Five Things You Should Know About Color Viewing Conditions - Part 1

Five Things You Should Know About Color Viewing Conditions - Part 1

Part 1. Color Quality 

While color and density measurements play important roles in the control of color reproduction, they cannot replace the human observer for final assessment of the quality of complex images. Color reflection artwork, photographic transparencies, photographic prints and photomechanical reproductions such as on-press and off-press proofs or press sheets, are commonly evaluated for their image and color quality or compared critically with one another for fidelity of color matching.

There is no doubt that the best viewing condition for the visual assessment of color is that in which the product will be finally seen. Therefore, Technical Committee ISO/TC 42 Photography in collaboration with Technical Committee ISO/TC 130 Graphic technology introduced the ISO3664:1975 (the first edition) standard viewing conditions for graphic technology and photography in 1975. In 2009, the third edition (ISO3664:2009) was released as to cancel and replace the second edition (ISO3664:2000).

This ISO3664 standard specifies a set of five conditions which all must be present in order to assure the benefits of this standard in critical color viewings. The five conditions include Color Quality, Light Intensity, Evenness, Surround and Geometry.

Color quality matters in three aspects: Chromaticity, Color temperature, Spectral power distribution.

 
  1. Chromaticity

The reference spectral power distribution specified in ISO3664:2009 is CIE illuminant D50. According to the description from CIE 015:2018 (Colorimetry, 4th Edition), D50 is a relative spectral power distribution representing a phase of daylight with a correlated color temperature of approximately 5000K. D50 is a relative spectral power distribution representing a phase of daylight with a correlated color temperature of approximately 5000K, with the chromaticity coordinate of x=0.3457, y=0.3585 (CIE 1931 2° observer) and u’10=0.2102, v’10=0.4889 (CIE 1976 10° observer). Figure 1 shows the chromaticity coordinates in different color spaces. To understand CIE1931 and CIE 1976, please click here.

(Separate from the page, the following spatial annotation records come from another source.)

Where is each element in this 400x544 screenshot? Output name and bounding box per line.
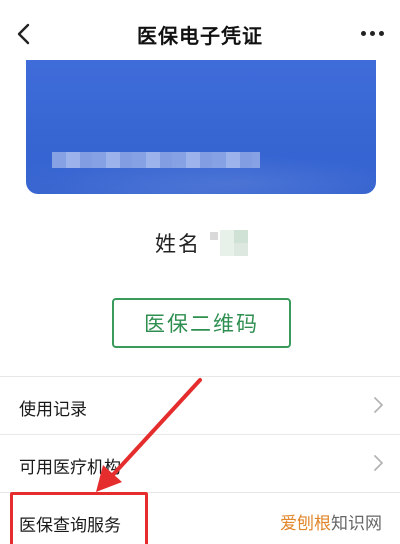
watermark-part1: 爱刨根 bbox=[280, 514, 331, 534]
more-button[interactable] bbox=[358, 24, 386, 42]
menu-item-available-institutions[interactable]: 可用医疗机构 bbox=[0, 434, 400, 492]
chevron-right-icon bbox=[374, 455, 383, 471]
watermark-part2: 知识网 bbox=[331, 514, 382, 534]
qr-button-label: 医保二维码 bbox=[144, 312, 259, 336]
watermark: 爱刨根知识网 bbox=[280, 509, 382, 534]
name-row: 姓名 bbox=[0, 228, 400, 258]
name-label: 姓名 bbox=[155, 232, 201, 256]
annotation-highlight-box bbox=[10, 492, 148, 544]
more-dot bbox=[378, 30, 384, 36]
card-background-pattern bbox=[26, 60, 376, 194]
menu-item-label: 可用医疗机构 bbox=[19, 458, 121, 478]
more-dot bbox=[360, 30, 366, 36]
redacted-card-number bbox=[52, 152, 260, 168]
redacted-name bbox=[210, 230, 250, 256]
chevron-right-icon bbox=[374, 397, 383, 413]
page-title: 医保电子凭证 bbox=[137, 24, 263, 48]
screen: 医保电子凭证 姓名 医保二维码 使用记录 可用医疗机构 医保查询服务 爱刨根知识… bbox=[0, 0, 400, 544]
medical-qr-code-button[interactable]: 医保二维码 bbox=[112, 298, 291, 348]
menu-item-usage-records[interactable]: 使用记录 bbox=[0, 376, 400, 434]
top-nav-bar: 医保电子凭证 bbox=[0, 0, 400, 68]
menu-item-label: 使用记录 bbox=[19, 400, 87, 420]
more-dot bbox=[369, 30, 375, 36]
insurance-card[interactable] bbox=[26, 60, 376, 194]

  Figure 1. Chromaticity coordinates of D50 in different color spaces.

Normally CIE 1976 10° observer coordinates are widely used in color industries. The ISO 3664:2009 requires the chromaticity coordinates of a light source should be within a 0,005 radius of the D50 chromaticity coordinates.

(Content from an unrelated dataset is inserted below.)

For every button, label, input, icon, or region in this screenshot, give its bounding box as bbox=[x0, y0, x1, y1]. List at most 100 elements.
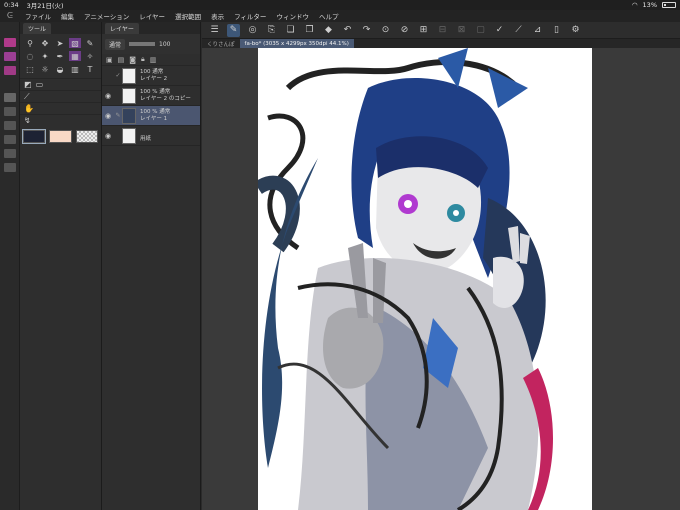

Graph 1. Tolerance of chromaticity coordinates of D50.
 
  1. Color temperature

In the ISO 3664:2009 standard, the color temperature of a light source is required to be relative to natural daylight with a correlated color temperature (CCT) of about 5000K. There is not a tolerance defined in standard. In fact, in real color viewing occasions, CCT is accepted when the chromaticity coordinates of a light source is within 0,005 radius of the D50 chromaticity coordinates.

Graph 2. Correlated color temperature (CCT) of CIE D50 in CIE1976.

 

Graph 2. Correlated color temperature (CCT) of CIE D50 in CIE1976.
 
  1. Spectral power distribution

The ISO 3664:2009 standard provides a specific spectral power distribution between 300 nm and 780 nm for the D50 standard light source as required. Since D illuminants are based on the daylight curve that runs above the blackbody, D50 has a spectral energy distribution that closely matches that of a blackbody at 5000K.

Graph 3. Spectral energy distribution of CIE D50.

ISO3664:2009 has been technically revised by tightening the compliance tolerances on the ultraviolet portion of the D50 spectral power distribution. The metamerism index UV (MIuv) should be less than 1.5, compared with less than 4 in the ISO3664:2000 standard. This marks the very difference between the ISO 3664:2009 and ISO3663:2000. The metamerism index visible (MIvis) should be less than 1.0.

As for the CRI, the general CIE color rendering index of the observed surface should be measured above 90. In addition, according to CIE 13.3-1995, the specific color rendering index of each individual color sample 1-8 should be above 80. In Japanese JSPST-1998 standard for color viewing condition, it even strictly requires each Ri(i=1-15) should be above 90.